Adhering to the rules around State Aid is causing problems for people in Wales. Wales has three broadband schemes that are running, the Openreach commercial roll-out, the investment from Westminster and the Welsh Assembly (and BT) which aims to build on the commercial roll-out and take fibre based (mainly FTTC) broadband to 96% of premises in Wales and finally there are individual grants of up to £1,000 for locations running at under 2 Mbps.
The Daily Post is now reporting on the people who are getting their grants rejected due to the overlapping nature of the three projects and made worse by the lack of certainty over precisely what the commercial and BDUK projects will deliver.
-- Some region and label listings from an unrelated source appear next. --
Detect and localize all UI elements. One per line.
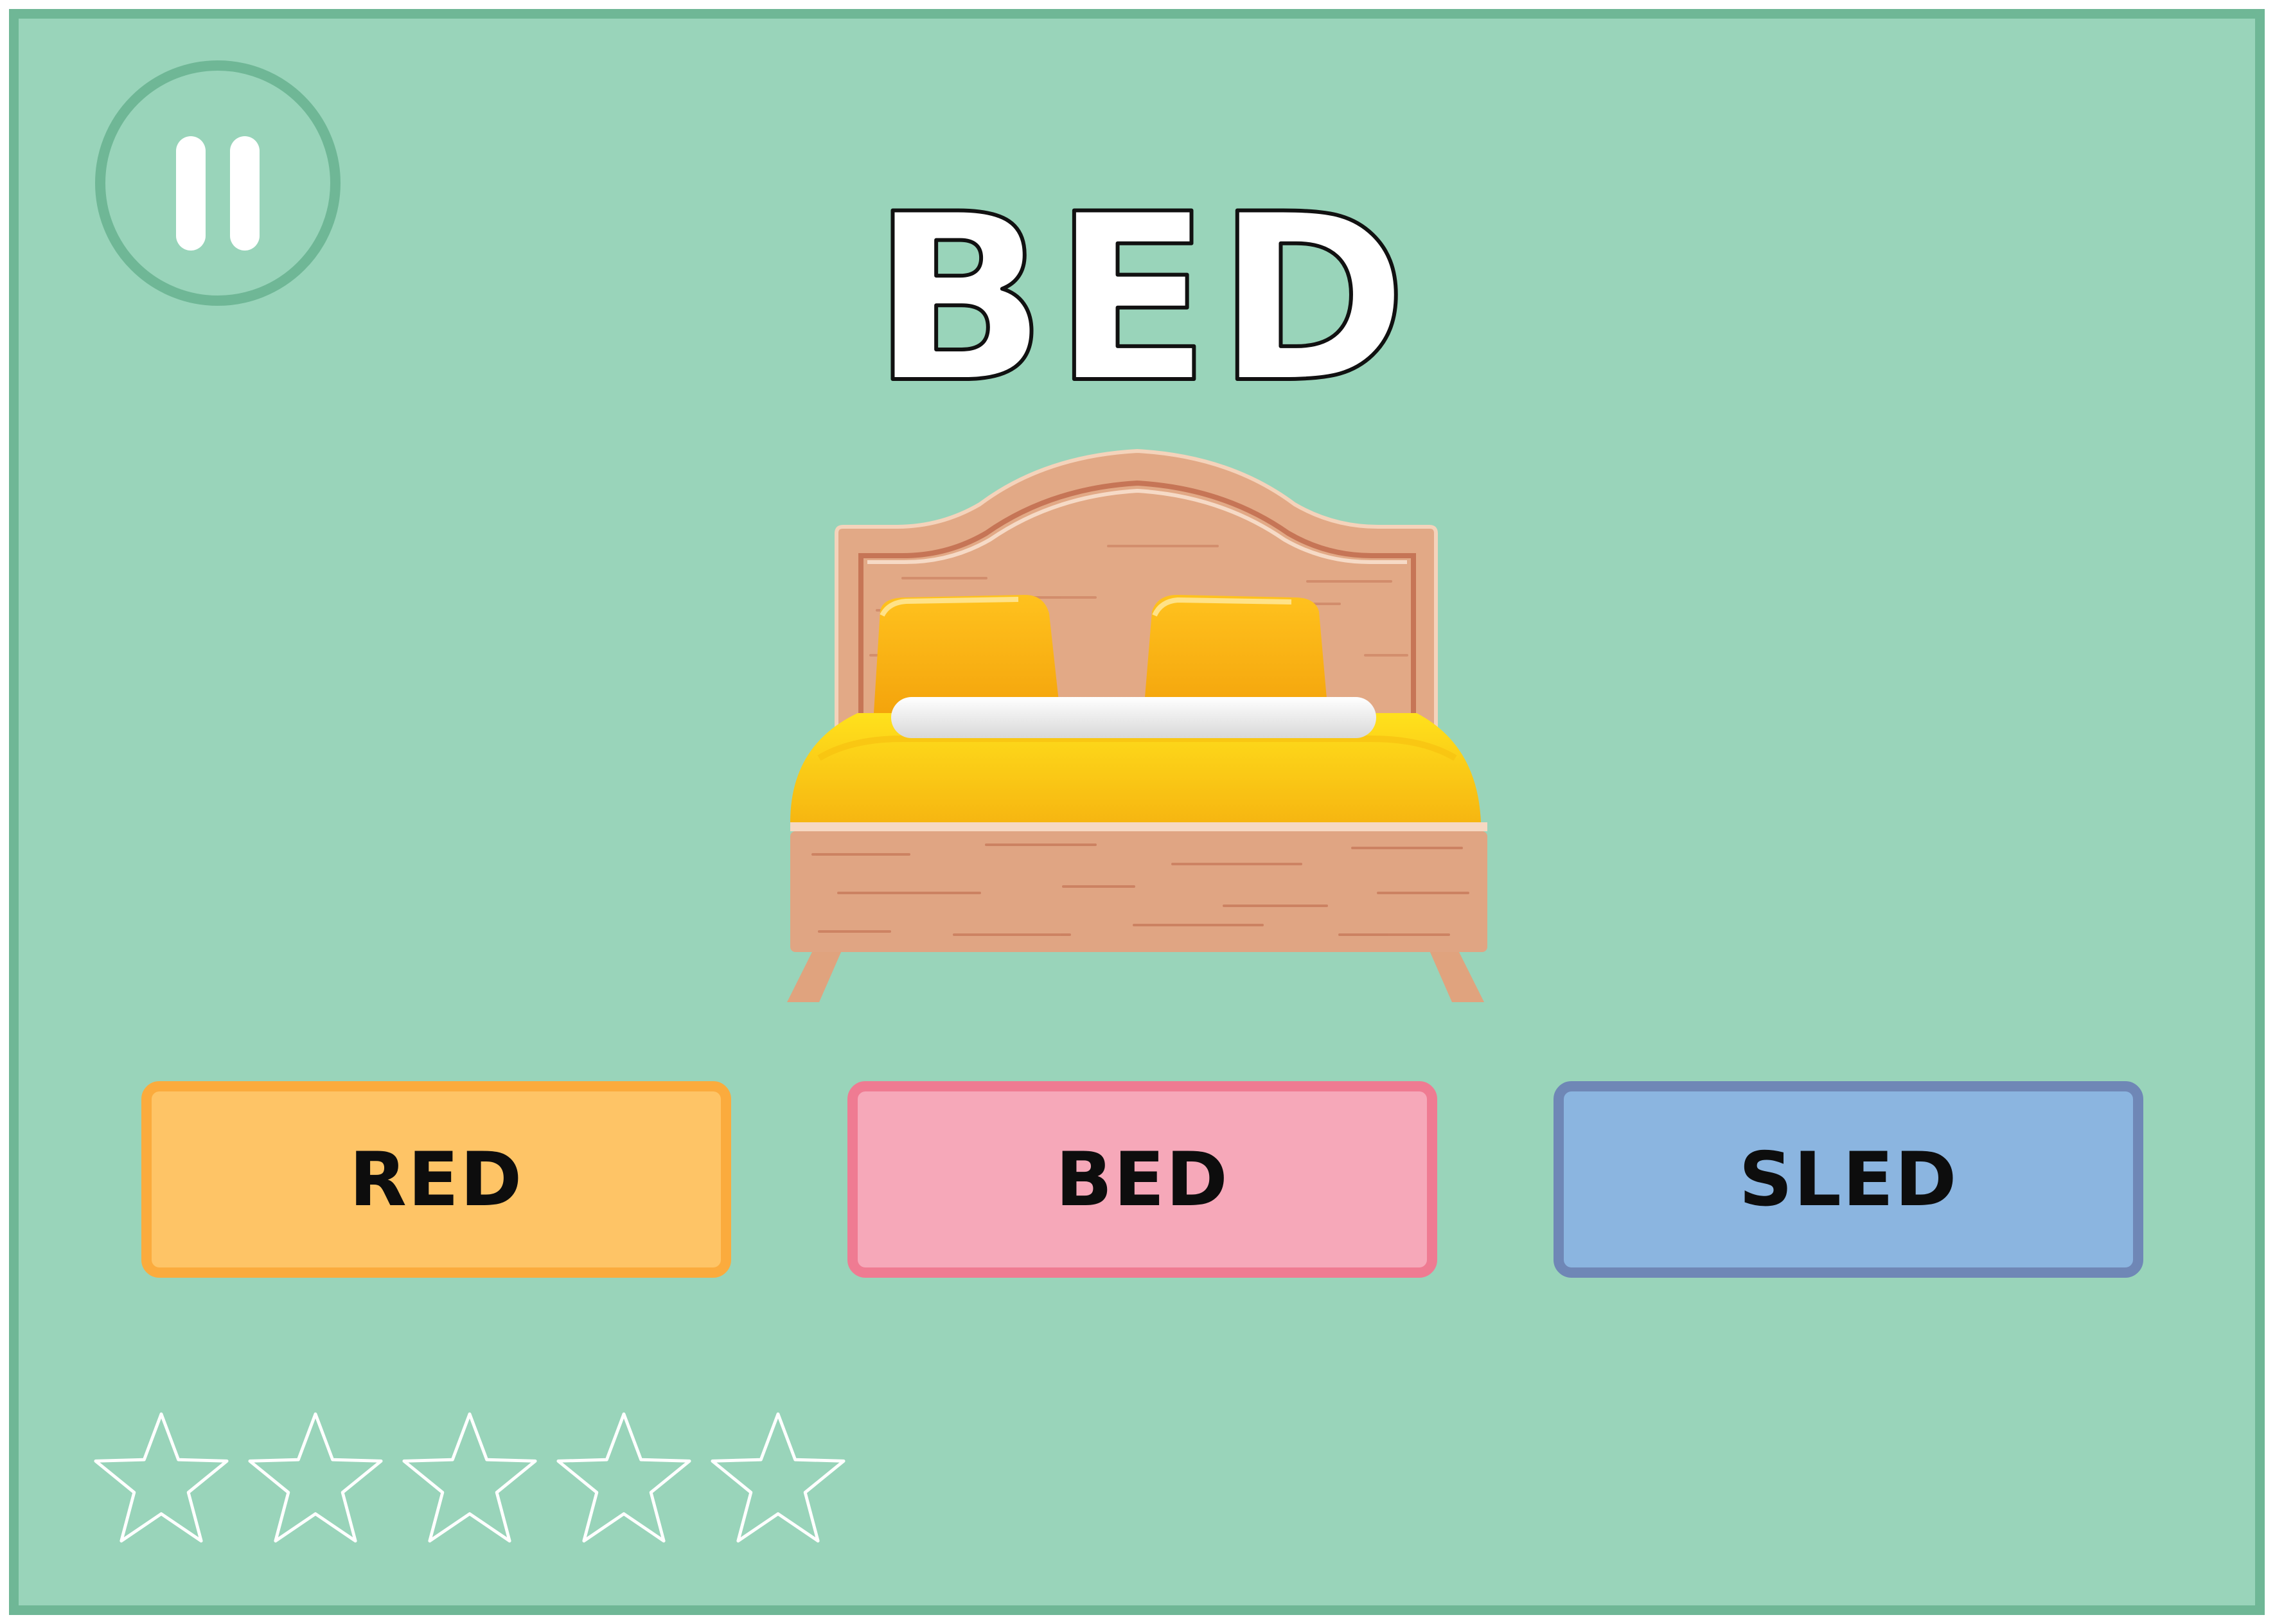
choice-button-sled[interactable]: SLED	[1554, 1081, 2143, 1278]
target-word: BED	[871, 164, 1413, 434]
star-icon	[711, 1412, 845, 1543]
star-icon	[402, 1412, 537, 1543]
bed-icon	[787, 448, 1487, 1002]
star-rating	[90, 1407, 849, 1549]
target-word-container: BED	[0, 132, 2284, 436]
choice-button-bed[interactable]: BED	[847, 1081, 1437, 1278]
star-icon	[248, 1412, 383, 1543]
choice-button-red[interactable]: RED	[141, 1081, 731, 1278]
choice-label: RED	[349, 1136, 524, 1223]
choice-label: SLED	[1739, 1136, 1958, 1223]
target-word-svg: BED	[869, 163, 1410, 436]
star-icon	[94, 1412, 229, 1543]
choice-label: BED	[1056, 1136, 1229, 1223]
star-icon	[556, 1412, 691, 1543]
In the past decisions over helping a specific service or industry was easier as boundaries were more clearly defined, but with the broadband roll-outs and the limited funding very few people are willing to commit to a specific cabinet being enabled and its precise footprint. The choice of FTTC as the cheapest way to bring something better than an ADSL2+ service to millions makes this worse, and while FTTP would avoid all the line length distance questions, it would cost a lot more to roll-out and is still not immune to problems of accessing some properties, e.g. wayleaves, waiting for permission to dig up a road.
It is not beyond the ability of people to estimate which properties on a particular cabinet are NOT going to get any FTTC based service, the problem is that in Wales no-one seems willing to spend the time and money doing this. Or maybe they have a hope that if the initial roll-outs work out cheaper than expected the money saved will be available to re-visit the difficult to reach areas. We have the ability to speed plot estimated speeds from individual street cabinets, which if combined with a little knowledge will give people a very good idea what they may or may not get. What is making the problem in Wales worse is that the funding decisions are made on an exchange wide basis, which means it is easy to miss plenty of properties without realising it.
Maybe the problem is that in the UK we are following the EU State Aid rules to the letter and the risk averse nature of the projects means that everything is about minimal risk, rather than absolute best outcome for the individual or business.